Search code examples
sqlpostgresqlsyntaxfull-text-search

magical typo corrector in postgres?


I have some trouble understanding the PostgreSQL documentation. Apparently, the example is text searching for words that are similar(?) to 'caterpiler'. Example is taken from documentation 41.3. Relevant queries are replicated below. The materialized views parts are not central to the question.

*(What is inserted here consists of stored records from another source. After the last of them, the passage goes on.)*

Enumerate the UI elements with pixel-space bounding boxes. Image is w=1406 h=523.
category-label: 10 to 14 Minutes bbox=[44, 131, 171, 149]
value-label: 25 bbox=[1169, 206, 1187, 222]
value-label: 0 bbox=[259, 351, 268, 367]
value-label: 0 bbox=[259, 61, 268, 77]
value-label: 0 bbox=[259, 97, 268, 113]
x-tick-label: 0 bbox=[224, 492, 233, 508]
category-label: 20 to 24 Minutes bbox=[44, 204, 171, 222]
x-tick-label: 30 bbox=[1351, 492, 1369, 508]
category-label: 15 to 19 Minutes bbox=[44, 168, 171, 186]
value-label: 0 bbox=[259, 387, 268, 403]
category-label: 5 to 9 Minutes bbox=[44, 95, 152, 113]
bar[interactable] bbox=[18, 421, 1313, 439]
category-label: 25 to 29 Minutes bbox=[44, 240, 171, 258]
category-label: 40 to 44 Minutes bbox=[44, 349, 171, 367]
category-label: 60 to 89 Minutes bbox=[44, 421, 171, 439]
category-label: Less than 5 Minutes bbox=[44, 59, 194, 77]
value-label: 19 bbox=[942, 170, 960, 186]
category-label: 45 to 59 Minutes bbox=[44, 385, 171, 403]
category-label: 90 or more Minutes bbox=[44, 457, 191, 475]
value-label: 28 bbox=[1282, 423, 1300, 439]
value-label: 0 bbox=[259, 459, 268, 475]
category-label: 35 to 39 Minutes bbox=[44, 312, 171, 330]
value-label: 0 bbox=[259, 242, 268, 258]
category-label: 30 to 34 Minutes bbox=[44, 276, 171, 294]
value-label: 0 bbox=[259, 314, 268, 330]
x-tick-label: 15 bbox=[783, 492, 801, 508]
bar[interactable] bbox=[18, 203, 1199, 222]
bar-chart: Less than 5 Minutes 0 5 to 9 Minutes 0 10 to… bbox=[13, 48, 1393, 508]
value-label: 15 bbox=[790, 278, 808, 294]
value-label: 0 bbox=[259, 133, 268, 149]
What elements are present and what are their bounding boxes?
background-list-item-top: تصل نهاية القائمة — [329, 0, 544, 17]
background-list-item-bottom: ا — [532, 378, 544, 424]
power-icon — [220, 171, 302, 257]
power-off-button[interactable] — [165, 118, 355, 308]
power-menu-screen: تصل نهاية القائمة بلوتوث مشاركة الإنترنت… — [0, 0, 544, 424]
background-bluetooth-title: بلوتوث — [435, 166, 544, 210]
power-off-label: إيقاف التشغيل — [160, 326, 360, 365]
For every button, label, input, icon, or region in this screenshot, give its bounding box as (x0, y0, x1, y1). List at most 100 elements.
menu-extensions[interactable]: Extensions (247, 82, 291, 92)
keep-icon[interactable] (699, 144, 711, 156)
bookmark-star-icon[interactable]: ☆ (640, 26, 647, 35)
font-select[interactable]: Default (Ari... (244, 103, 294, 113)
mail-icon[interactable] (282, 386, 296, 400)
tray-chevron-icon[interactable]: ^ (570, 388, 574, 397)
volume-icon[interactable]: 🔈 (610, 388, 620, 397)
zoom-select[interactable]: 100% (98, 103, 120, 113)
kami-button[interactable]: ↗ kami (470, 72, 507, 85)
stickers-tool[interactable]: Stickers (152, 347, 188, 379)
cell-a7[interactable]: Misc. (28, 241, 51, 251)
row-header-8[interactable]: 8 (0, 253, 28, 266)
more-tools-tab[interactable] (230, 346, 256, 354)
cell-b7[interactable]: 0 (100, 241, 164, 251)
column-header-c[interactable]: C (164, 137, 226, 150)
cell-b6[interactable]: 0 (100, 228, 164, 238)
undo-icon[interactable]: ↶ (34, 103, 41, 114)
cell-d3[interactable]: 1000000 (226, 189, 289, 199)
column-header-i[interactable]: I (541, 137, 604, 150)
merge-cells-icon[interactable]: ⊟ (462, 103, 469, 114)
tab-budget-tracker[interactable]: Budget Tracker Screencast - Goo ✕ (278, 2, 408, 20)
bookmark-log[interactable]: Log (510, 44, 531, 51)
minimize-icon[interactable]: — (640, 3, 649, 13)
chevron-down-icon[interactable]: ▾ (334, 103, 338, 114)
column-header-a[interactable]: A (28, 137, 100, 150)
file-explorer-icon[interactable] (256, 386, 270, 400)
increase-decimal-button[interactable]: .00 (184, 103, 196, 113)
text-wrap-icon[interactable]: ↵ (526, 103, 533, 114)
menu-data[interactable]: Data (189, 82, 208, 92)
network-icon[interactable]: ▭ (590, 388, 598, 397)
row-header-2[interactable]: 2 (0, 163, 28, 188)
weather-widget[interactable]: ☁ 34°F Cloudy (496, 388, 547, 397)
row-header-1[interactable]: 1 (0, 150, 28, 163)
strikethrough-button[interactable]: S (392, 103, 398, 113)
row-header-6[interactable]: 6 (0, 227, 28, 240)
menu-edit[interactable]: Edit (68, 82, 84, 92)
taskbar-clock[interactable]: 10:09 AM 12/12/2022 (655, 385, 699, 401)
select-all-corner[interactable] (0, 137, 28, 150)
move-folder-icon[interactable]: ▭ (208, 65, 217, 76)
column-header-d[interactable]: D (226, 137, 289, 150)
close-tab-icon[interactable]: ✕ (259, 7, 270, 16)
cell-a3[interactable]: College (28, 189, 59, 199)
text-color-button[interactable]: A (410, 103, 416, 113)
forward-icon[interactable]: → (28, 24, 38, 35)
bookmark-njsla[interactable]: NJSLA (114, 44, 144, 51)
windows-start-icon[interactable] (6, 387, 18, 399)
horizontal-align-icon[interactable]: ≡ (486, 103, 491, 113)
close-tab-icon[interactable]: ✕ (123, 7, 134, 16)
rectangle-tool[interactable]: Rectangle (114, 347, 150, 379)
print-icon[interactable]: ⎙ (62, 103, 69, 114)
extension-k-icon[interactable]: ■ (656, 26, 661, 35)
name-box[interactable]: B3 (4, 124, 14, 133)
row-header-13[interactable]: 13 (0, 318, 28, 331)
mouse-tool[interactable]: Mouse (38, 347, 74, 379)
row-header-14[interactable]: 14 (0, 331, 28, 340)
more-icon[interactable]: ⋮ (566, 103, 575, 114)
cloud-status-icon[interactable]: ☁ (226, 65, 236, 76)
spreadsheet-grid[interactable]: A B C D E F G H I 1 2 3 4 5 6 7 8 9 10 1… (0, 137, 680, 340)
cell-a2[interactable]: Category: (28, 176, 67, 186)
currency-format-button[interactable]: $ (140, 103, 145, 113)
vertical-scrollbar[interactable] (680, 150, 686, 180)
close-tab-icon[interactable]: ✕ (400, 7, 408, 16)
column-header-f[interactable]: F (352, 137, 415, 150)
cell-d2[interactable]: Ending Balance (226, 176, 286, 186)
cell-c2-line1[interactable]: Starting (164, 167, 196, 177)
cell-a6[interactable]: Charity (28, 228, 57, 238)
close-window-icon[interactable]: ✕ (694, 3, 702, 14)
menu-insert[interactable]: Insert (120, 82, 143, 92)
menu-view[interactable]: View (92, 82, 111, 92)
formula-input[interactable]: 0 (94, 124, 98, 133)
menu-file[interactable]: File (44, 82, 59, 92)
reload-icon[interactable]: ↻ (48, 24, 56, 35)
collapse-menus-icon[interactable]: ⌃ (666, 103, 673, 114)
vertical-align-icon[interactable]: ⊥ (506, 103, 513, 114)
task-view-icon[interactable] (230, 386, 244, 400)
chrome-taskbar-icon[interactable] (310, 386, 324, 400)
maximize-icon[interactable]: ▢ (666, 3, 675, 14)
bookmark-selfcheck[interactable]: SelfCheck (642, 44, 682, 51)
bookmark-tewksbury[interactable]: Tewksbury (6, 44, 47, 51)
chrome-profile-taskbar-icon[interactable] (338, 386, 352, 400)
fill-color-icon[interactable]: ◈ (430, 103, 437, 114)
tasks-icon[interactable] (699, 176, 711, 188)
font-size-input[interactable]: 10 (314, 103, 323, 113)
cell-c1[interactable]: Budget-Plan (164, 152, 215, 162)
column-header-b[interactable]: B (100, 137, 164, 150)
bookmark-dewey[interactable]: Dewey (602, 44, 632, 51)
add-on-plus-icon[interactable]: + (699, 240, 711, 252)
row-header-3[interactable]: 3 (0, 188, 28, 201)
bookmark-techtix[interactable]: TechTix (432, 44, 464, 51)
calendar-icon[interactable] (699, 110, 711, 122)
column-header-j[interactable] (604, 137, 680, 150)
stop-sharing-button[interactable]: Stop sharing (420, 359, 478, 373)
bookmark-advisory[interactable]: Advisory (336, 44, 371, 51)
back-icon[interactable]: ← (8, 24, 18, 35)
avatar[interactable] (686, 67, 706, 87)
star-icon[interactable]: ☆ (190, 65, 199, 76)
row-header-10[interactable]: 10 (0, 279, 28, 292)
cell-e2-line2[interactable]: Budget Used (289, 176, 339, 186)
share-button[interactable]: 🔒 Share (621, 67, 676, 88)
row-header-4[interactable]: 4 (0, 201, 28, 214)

CREATE EXTENSION file_fdw;
CREATE SERVER local_file FOREIGN DATA WRAPPER file_fdw;
CREATE FOREIGN TABLE words (word text NOT NULL)
  SERVER local_file
  OPTIONS (filename '/usr/share/dict/words');
-- previously established that foreign table "words"
-- contains zero counts of 'caterpiler'
SELECT word FROM words ORDER BY word <-> 'caterpiler' LIMIT 10;
-- output
/*
 word
---------------
 cater
 caterpillar
 Caterpillar
 caterpillars
 caterpillar's
 Caterpillar's
 caterer
 caterer's
 caters
 catered
(10 rows)
*/

EXPLAIN ANALYZE

 Limit  (cost=11583.61..11583.64 rows=10 width=32) (actual time=1431.591..1431.594 rows=10 loops=1)
   ->  Sort  (cost=11583.61..11804.76 rows=88459 width=32) (actual time=1431.589..1431.591 rows=10 loops=1)
         Sort Key: ((word <-> 'caterpiler'::text))
         Sort Method: top-N heapsort  Memory: 25kB
         ->  Foreign Scan on words  (cost=0.00..9672.05 rows=88459 width=32) (actual time=0.057..1286.455 rows=479829 loops=1)
               Foreign File: /usr/share/dict/words
               Foreign File Size: 4953699
 Planning time: 0.128 ms
 Execution time: 1431.679 ms

I assume that word <-> 'catepiler' is using the tsquery <-> tsquery syntax but how does that work in this query and how is it producing the output order? Also is the 'caterpiler'::text in the EXPLAIN ANALYZE just the planner treating all strings as text by default, or does that mean some other definition of <-> is being used?

Furthermore, is a dictionary and/or thesaurus being looked up, or is this a general feature of <->? The file path sure looks like a dictionary but it does not appear to be used as such.

Thanks


Solution

  • I assume that word <-> 'catepiler' is using the tsquery <-> tsquery syntax

    No, it is using pg_trgm's text <-> text operator. If pg_trgm doesn't exist, then you get an error.

    Also is the 'caterpiler'::text in the EXPLAIN ANALYZE just the planner treating all strings as text by default, or does that mean some other definition of <-> is being used?

    The latter, a different definition is being used.

    The file path sure looks like a dictionary but it does not appear to be used as such.

    It is list of words, that is not really a dictionary in everyday meaning but nonetheless that is what the file is called. Note that the example is just using a file which often exists on UNIX-like systems. Neither the file, nor its choice of name, are part of PostgreSQL. It is just a handy thing to use in an example.